Acute tubular necrosis treatment

Main concern of doctors treating the patient suffering from acute tubular necrosis (usually shortened as ATN) is to prevent any further damage to the kidneys. In general, treatment consists of extracellular fluid (ECF) assessment and timely repletion of existing deficits. Patients receiving drugs toxic to the kidneys (nephrotoxic) should stop using these. In these patients, the recommendation is the same for any of the drugs eliminated by the kidneys – quick cessation is advised by most doctors.

How to Treat Acute Tubular Necrosis?

Acute tubular necrosis is usually treated by correction of oliguria, dialysis, elimination of nephrotoxins, and some dietary measures. Doctors will try to increase urine output using diuretic drugs like intravenous (IV) loop diuretics. This method is recommended only in patients whose ECF and cardiac function are found to be adequate.

A single high dose of bumetanide or furosemide (100 to 200mg) is commonly used to correct oliguria in these patients, but it usually doesn’t change anything for the patients. If they don’t improve the problem, loop diuretics should be stopped. Some doctors also used dopamine, but this is not recommended by modern medical practice, for it had no effects.

Early dialysis may be beneficial for ATN patients and hemodialysis is currently the standard treatment for serious acute kidney injury. However, some studies show that this procedure has no positive effects on recovery or survival. Continuous hemodialysis is recommended for patients suffering from hemodynamic instability or multi-organ failure.

Cessation of nephrotoxic substances should prevent further kidney damage. Elimination of nephrotoxins – Cyclosporine may benefit from calcium channel blockers. This measure may cause hypotension, and doctors avoid using it.

Dietary measures in form or adequate intake of proteins and calories can improve survival rate in ATN patients.

Acute tubular necrosis (ATN) is common in hospitalized patients, particularly in the intensive care unit. Over the past four decades, the mortality rate from ATN has remained at 50% to 80%.

Data sources: MEDLINE search for all clinical studies of therapies for ATN, supplemented by a review of the references of the identified articles.
Study selection: Prospective studies and major retrospective studies evaluating therapies for ATN.
Data extraction: Data on the study sample, interventions performed, results, side effects, and duration of follow-up.
Early diagnosis of ATN by exclusion of prerenal and postrenal causes of acute renal failure, examination of urinary sediment, and analysis of urine measures (for example, fractional excretion of sodium in the absence of diuretics) can allow the early involvement of nephrologists and improve survival.
Enteral rather than parenteral hyperalimentation in severely malnourished patients may improve survival.
Sepsis causes 30% to 70% of deaths in patients with ATN; therefore, avoidance of intravenous lines, bladder catheters, and respirators is recommended. Because septic patients are vasodilated, large volumes of administered fluid accumulate in the lung interstitium of these patients. This condition necessitates ventilatory support, which when prolonged leads to acute respiratory distress syndrome, multiorgan failure, and increased mortality. More aggressive dialysis (for example, given daily) with biocompatible membranes may improve survival in some patients with acute renal failure.

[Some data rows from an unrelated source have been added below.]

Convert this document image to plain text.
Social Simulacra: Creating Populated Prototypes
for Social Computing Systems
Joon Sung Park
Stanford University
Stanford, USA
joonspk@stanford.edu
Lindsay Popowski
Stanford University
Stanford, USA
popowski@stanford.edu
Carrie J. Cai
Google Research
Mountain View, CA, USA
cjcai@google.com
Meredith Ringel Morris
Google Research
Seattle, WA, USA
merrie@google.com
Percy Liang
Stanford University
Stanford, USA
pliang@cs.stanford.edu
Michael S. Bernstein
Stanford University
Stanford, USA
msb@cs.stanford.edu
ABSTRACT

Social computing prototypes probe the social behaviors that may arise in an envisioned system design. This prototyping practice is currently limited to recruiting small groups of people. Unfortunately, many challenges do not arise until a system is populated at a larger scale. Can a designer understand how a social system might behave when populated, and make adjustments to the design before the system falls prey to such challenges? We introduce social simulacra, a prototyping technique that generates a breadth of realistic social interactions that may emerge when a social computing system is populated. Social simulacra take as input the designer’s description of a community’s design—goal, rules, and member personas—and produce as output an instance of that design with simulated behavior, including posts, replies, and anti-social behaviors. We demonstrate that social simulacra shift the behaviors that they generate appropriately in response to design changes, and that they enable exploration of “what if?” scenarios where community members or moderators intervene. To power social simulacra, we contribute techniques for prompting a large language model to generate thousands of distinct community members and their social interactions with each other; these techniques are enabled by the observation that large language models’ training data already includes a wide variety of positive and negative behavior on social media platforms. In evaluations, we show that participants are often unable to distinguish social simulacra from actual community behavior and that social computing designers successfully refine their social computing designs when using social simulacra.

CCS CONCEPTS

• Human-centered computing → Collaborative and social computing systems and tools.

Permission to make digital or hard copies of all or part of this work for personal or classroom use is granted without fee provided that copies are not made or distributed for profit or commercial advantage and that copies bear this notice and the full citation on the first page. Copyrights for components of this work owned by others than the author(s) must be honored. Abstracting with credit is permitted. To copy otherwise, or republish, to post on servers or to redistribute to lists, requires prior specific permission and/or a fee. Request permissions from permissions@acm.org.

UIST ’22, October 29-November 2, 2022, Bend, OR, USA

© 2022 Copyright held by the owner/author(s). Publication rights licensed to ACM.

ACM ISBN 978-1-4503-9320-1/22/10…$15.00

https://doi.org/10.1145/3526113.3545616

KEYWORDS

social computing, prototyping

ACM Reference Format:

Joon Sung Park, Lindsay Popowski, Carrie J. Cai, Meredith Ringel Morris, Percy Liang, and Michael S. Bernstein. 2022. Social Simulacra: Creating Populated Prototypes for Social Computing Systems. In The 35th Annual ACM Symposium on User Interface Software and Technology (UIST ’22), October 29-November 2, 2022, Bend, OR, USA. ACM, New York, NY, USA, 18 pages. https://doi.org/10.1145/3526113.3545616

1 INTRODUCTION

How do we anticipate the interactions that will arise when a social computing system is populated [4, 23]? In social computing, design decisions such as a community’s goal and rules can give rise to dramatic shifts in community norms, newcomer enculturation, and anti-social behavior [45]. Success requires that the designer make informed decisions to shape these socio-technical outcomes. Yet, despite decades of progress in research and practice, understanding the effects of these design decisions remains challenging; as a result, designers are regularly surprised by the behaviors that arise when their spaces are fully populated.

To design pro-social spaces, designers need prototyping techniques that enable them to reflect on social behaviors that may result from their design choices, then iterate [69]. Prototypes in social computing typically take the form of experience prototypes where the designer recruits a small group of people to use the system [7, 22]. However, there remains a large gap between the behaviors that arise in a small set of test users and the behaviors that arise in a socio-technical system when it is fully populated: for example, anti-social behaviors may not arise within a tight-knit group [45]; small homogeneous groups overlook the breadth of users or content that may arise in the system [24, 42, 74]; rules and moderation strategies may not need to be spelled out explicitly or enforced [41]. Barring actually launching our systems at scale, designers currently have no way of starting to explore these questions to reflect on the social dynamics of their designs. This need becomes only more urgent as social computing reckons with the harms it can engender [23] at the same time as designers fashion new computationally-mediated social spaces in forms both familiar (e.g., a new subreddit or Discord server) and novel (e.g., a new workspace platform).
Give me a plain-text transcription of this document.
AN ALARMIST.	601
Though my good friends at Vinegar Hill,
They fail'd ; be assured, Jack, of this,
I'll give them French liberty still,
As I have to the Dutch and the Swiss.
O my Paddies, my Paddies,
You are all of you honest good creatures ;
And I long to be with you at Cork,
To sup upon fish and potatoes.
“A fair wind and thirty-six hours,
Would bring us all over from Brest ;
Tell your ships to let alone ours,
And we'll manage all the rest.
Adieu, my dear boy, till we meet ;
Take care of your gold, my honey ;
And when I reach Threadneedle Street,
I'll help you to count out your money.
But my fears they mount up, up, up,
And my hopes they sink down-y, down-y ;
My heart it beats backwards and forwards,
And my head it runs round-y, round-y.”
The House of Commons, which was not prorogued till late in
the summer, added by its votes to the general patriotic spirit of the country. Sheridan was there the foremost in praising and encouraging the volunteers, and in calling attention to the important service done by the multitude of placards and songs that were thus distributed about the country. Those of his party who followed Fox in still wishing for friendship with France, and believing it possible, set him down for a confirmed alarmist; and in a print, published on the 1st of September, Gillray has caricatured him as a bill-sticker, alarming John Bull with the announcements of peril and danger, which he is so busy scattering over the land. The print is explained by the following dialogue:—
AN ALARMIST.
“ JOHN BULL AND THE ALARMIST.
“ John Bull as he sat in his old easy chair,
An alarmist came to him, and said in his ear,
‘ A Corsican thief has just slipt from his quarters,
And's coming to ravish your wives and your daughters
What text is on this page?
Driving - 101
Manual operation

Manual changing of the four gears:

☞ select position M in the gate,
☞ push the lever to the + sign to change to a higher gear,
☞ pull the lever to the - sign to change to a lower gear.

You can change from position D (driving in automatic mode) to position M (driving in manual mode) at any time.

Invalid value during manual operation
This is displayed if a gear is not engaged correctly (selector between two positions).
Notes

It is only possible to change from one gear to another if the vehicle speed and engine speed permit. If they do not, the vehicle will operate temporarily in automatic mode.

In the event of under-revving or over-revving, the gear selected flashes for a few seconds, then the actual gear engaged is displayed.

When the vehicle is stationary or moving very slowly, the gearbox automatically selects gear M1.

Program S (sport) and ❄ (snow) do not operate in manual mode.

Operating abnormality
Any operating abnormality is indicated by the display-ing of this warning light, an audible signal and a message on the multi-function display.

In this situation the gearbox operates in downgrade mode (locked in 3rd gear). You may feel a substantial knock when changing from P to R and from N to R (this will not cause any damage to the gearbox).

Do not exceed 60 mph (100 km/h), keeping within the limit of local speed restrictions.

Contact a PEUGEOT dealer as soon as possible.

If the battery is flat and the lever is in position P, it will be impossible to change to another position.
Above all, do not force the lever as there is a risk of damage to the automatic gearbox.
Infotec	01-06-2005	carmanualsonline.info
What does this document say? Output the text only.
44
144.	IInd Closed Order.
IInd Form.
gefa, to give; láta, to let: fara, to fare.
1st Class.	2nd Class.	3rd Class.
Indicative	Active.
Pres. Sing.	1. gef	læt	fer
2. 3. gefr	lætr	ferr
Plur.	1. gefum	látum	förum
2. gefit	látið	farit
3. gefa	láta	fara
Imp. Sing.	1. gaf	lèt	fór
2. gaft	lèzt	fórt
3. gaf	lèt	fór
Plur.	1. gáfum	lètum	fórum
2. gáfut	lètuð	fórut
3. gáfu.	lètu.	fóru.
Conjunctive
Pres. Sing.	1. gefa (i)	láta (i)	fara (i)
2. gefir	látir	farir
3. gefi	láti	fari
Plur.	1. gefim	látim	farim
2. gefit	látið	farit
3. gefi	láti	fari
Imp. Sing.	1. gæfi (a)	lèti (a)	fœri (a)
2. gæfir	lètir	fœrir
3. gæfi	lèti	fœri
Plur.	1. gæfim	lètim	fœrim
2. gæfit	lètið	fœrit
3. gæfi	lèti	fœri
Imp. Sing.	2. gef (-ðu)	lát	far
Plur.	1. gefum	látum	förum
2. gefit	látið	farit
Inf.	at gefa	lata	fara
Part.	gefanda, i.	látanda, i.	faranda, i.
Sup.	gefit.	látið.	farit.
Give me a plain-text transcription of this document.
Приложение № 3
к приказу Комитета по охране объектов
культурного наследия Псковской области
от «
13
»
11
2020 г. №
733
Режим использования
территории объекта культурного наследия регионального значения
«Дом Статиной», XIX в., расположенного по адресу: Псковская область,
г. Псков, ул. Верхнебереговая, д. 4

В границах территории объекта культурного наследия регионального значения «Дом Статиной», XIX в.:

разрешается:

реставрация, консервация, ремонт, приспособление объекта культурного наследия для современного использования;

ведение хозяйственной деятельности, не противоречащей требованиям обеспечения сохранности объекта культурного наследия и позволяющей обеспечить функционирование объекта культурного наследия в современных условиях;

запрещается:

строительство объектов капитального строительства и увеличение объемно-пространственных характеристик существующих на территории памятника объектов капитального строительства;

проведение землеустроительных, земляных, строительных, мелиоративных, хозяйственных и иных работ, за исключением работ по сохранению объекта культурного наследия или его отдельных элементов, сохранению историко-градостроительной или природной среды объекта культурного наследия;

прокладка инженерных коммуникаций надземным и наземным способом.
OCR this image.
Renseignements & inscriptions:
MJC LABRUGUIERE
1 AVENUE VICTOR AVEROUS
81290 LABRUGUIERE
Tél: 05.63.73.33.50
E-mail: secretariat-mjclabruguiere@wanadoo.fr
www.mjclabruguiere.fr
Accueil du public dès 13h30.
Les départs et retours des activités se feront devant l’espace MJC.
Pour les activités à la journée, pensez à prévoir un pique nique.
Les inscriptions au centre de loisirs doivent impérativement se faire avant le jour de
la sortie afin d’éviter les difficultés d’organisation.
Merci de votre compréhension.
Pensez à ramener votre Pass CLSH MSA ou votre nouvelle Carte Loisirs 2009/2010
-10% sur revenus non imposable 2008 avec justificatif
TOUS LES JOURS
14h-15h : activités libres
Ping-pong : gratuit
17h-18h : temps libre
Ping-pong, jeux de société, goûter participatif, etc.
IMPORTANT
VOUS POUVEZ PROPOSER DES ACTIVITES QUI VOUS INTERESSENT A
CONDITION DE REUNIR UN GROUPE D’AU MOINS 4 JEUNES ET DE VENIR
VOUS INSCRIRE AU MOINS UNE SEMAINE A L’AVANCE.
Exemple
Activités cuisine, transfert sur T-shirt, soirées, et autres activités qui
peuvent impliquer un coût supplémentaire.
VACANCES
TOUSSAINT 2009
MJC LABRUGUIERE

✓ Fact confirmed: Diagnosis and treatment of acute tubular necrosis Matthew L. Esson & Robert W. Schrier; 2002 Nov

ATN Prevention Methods

Acute tubular necrosis may be ischemic or nephrotoxic, and these problems require a different approach when it comes to prevention. Ischemic ATN is prevented by optimizing cardiovascular function and maintenance of intravascular volume. Doctors should be especially careful when prescribing nephrotoxic drugs or afterload reducers to these patients.

Nephrotoxic ATN may be prevented with careful nephrotoxin consideration. Aminoglycosides, amphotericin B, tacrolimus, cisplatin, and Cyclosporine are known to cause nephrotoxic acute tubular necrosis in some patients. One daily dose of aminoglycosides is discovered to be less likely to cause nephrotoxic effects than the same drug given three times per day.

Lipid formulations of amphotericin B, such as colloid dispersion of this drug, complex or liposomal amphotericin B, should be less toxic for the kidneys. Reduction of the therapeutic dose is usually sufficient to reverse kidney damage due to the use of tacrolimus or Cyclosporine. Cisplatine can be less nephrotoxic if used with saline or amifostine, while some doctors recommend switching to carboplatin, considering it to be less toxic for the kidneys.